5.) B+ trees have two head Pointers, one is the root node of the tree and the other is the leaf node of the minimum key code.

2) Hash index

Briefly said, simple implementation of a HASH table is similar to the data structures (HASH), when we use HASH index in mysql, mainly through the HASH algorithm (common HASH algorithm is directly addressing method, in the square method and folding method, the divisor residual method, random number method), puts the data into a database field long HASH value, The row pointer to this data is stored in the Hash table; If a Hash collision occurs (two different keywords have the same Hash value), they are stored in a linked list under the corresponding Hash key. Of course, this is just a rough simulation.

Ps: About data structure, if you are interested in it, you can follow me and check the topic “Data Structure” later. There is no detailed explanation here.

5. Principles for index creation

Indexing is good, but it is not unlimited. It is best to comply with the following principles

Mysql will keep matching to the right until it hits a range query (>, <, between, like). A = 1 and b = 2 and c > 3 and d = 4 a = 1 and b = 2 and c > 3 and d = 4 a = 1 and b = 2 and C > 3 and d = 4

2) create an index for a field that is frequently used as a query condition

3) Frequently updated fields are not suitable for creating indexes

4) If the column cannot effectively distinguish data, it is not suitable for index column (such as gender, male and female unknown, there are only three at most, the distinction is too low).

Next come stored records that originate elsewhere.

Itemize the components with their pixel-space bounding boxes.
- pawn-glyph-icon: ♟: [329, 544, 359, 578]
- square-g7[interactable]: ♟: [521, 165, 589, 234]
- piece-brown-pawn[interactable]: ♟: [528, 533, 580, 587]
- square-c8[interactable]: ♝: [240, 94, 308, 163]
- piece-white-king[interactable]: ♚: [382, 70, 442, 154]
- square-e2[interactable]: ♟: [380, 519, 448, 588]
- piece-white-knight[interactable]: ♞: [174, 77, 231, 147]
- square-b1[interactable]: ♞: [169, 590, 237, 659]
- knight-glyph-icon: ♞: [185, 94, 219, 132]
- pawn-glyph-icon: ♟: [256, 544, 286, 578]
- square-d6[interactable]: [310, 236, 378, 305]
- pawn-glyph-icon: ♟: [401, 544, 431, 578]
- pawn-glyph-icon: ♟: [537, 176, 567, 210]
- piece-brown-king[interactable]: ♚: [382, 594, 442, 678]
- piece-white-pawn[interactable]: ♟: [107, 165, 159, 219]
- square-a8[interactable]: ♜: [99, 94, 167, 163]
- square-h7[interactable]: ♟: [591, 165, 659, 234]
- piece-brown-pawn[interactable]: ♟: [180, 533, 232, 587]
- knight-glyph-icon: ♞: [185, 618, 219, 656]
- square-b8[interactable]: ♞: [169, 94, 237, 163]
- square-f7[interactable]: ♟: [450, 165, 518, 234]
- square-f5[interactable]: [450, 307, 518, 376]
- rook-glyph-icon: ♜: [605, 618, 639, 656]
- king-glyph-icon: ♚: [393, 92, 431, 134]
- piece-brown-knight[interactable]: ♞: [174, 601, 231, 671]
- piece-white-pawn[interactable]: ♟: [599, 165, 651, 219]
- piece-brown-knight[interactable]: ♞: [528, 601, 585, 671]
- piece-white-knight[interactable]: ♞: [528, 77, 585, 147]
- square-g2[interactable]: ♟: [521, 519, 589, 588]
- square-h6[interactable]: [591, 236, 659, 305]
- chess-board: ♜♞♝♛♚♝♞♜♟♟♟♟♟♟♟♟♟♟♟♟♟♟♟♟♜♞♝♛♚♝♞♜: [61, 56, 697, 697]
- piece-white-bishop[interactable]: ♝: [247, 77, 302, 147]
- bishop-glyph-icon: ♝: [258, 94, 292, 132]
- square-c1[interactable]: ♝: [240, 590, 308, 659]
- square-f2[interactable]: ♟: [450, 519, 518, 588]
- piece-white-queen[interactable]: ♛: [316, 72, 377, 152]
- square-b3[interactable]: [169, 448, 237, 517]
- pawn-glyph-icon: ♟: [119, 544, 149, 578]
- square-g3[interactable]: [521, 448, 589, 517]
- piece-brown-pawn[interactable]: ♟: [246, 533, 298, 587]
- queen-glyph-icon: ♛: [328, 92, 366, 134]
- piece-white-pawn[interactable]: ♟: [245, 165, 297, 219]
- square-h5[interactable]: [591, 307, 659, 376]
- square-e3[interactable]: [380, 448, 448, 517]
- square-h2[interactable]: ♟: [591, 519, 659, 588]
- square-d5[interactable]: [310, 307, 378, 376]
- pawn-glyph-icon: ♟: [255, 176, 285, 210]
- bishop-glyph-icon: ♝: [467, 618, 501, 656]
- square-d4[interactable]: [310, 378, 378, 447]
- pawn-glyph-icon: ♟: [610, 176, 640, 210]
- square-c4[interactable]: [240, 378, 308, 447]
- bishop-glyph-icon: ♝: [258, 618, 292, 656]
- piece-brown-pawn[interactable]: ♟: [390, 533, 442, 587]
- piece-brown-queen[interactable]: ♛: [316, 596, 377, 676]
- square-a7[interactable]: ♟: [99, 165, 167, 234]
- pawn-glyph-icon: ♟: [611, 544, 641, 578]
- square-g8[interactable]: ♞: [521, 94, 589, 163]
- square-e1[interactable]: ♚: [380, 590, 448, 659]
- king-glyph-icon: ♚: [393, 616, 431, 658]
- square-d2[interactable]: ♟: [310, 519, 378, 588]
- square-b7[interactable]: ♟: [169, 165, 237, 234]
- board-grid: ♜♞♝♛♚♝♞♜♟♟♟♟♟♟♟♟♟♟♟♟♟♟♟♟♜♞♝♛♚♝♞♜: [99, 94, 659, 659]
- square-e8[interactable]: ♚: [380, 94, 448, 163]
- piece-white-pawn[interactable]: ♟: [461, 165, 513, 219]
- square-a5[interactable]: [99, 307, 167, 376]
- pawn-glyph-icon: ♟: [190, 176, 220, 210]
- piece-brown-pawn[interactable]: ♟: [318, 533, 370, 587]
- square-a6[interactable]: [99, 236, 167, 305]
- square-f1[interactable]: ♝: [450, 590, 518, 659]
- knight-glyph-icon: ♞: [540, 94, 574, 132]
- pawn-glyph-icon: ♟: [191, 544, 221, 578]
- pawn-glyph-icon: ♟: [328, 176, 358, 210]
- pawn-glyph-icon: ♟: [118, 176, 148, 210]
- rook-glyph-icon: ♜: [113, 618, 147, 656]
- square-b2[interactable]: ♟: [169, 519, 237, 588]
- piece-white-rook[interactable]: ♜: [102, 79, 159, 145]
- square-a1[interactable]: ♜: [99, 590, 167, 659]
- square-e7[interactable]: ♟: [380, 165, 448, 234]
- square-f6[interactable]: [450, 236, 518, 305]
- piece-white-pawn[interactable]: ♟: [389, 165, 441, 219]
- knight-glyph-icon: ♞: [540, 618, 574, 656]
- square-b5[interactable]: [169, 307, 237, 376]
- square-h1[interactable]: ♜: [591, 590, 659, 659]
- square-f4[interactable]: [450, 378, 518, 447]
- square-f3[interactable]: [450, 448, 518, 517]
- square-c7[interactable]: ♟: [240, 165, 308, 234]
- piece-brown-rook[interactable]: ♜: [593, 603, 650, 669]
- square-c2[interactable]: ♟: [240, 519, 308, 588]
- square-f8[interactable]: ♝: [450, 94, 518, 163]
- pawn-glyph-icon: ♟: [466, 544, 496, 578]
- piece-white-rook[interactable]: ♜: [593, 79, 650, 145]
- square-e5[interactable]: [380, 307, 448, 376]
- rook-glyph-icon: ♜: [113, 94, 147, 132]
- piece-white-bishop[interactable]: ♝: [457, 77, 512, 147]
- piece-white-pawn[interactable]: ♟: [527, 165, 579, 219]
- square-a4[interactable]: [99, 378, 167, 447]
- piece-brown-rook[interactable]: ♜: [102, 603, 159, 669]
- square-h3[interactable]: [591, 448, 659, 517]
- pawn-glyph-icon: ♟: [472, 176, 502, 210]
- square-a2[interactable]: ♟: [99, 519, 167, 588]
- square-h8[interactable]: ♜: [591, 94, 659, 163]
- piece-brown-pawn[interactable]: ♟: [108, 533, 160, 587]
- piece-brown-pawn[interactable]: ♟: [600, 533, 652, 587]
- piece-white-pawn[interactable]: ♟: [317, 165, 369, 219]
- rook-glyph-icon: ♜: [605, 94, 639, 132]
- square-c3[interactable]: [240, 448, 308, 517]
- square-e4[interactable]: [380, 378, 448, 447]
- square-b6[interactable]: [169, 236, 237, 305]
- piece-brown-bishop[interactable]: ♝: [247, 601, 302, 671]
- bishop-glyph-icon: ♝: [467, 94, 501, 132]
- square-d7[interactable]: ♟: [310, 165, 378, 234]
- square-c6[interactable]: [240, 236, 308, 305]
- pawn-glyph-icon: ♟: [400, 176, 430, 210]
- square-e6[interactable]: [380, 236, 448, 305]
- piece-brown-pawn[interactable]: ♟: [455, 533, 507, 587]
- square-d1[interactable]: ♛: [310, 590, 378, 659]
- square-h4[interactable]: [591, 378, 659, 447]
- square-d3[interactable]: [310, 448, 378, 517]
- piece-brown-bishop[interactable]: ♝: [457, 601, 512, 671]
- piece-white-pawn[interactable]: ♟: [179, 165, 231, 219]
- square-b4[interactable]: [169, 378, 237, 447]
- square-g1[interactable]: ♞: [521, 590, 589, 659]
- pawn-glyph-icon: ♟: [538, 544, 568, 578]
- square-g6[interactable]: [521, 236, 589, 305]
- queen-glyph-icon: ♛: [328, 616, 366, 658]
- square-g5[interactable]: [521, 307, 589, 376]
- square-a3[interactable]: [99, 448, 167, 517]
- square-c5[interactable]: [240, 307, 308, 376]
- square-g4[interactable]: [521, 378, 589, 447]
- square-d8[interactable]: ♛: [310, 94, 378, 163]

5) Expand indexes as much as possible, do not create new indexes. For example, if you want to add (a,b) to a table that already has an index of A, you only need to modify the original index.

6) foreign key columns must be indexed.

7) For those columns that are rarely involved in the query, do not create indexes for those columns with a high number of duplicate values.

8) Do not index columns of data types defined as text, image, and bit.

How do I delete data at the million level or above

About index: Because index needs extra maintenance cost, index file is a separate file, so when we add, modify and delete data, there will be extra operations on index file, these operations need to consume extra IO, which will reduce the efficiency of add/change/delete. So, when we delete millions of database data, check the MySQL official manual to see that the speed of deleting data is proportional to the number of indexes created.

  1. So when we want to delete millions of data, we can delete the index first.

  2. Then delete the useless data (this process takes less than two minutes)

  3. Re-create the index after the deletion (when there is less data) is also very fast, in about 10 minutes.

  4. With the previous direct delete is definitely much faster, not to mention in case of delete interruption, all delete will be rolled back. That’s even worse.

Today, the explanation of index here, focus on mention, index basic principle and the principle of creating index is the focus, the basic interview must ask! There are so many things you can add to your collection. This number has a number of topics, such as [data structure], [Netty topics], [Dubbo topics], [mysql optimization topics], [Redis topics], [high concurrency topics] and other high-quality good articles. Let’s pay attention if you think you have something to gain.